Social epistemology, feminist philosophy, feminist philosophy of language, epistemic injustice, silencing

Major Advisor

Michael P. Lynch

Associate Advisor

Suzy Killmister

Associate Advisor

Daniel Silvermint

Field of Study

Philosophy

Degree

Doctor of Philosophy

Open Access

Open Access

Abstract

In this dissertation, I argue for a unifying account of epistemic and communicative injustice. I do this by showing how these are both ultimately threats to our agency. More specifically, I argue that they are threats to our social-epistemic agency, a distinct kind of agency concerned with the ability to be self-determining in the social-epistemic domain.
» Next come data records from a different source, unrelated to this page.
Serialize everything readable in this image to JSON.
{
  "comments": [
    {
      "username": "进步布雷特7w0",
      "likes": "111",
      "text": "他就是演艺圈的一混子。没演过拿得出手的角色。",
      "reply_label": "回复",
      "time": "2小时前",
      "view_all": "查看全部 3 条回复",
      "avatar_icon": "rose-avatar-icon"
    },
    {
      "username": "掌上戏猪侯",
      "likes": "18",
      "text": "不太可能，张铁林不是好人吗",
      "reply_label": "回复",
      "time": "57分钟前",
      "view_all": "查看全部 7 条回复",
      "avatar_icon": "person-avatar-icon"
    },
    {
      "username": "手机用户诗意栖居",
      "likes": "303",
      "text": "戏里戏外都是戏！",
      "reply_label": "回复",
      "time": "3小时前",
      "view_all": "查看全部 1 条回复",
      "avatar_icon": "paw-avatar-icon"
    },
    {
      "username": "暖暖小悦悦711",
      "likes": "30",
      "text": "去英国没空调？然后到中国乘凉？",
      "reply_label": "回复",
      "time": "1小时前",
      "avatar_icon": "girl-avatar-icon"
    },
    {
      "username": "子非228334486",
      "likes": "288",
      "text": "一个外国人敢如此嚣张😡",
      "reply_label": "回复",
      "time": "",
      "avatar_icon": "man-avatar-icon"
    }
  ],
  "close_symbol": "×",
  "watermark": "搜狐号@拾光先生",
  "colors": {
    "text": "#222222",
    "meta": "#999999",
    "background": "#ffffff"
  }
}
This agency is fundamentally valuable given the importance of being treated as someone worthy of inclusion in communicative and epistemic life. I argue that agency should be conceived of as a measure of our ability to actually bring about changes in the social-epistemic domain: our ability to alter the epistemic environment by contributing to enquiry, changing someone's mind, learning from one's teachers, occupying a desired social-epistemic role. Social-epistemic agency is dependent both on developing a tripartite set of agential competencies and on our treatment by others. These two components of social-epistemic agency come together to enable us to perform particular actions at particular times (e.g., testifying), and to occupy roles within the social-epistemic domain (e.g., as a union representative). I argue that social-epistemic agency is relational in two different ways. First, it is causally dependent on our relationships with others because our ability to develop agential competencies depends on our personal history of socialisation. Second, it is partly constituted by our relationships with other persons because our ability to actually exercise our agential competencies to bring about desired changes--i.e. to be agential--depends on the ways that others respond to us. I also argue that a notion of social-epistemic respect is necessary for understanding this kind of agency and the ways that we can be harmed through exclusion from social-epistemic life. Finally, using this relational account of social-epistemic agency, I address issues of silencing, epistemic objectification, online discourse, and intellectual humility.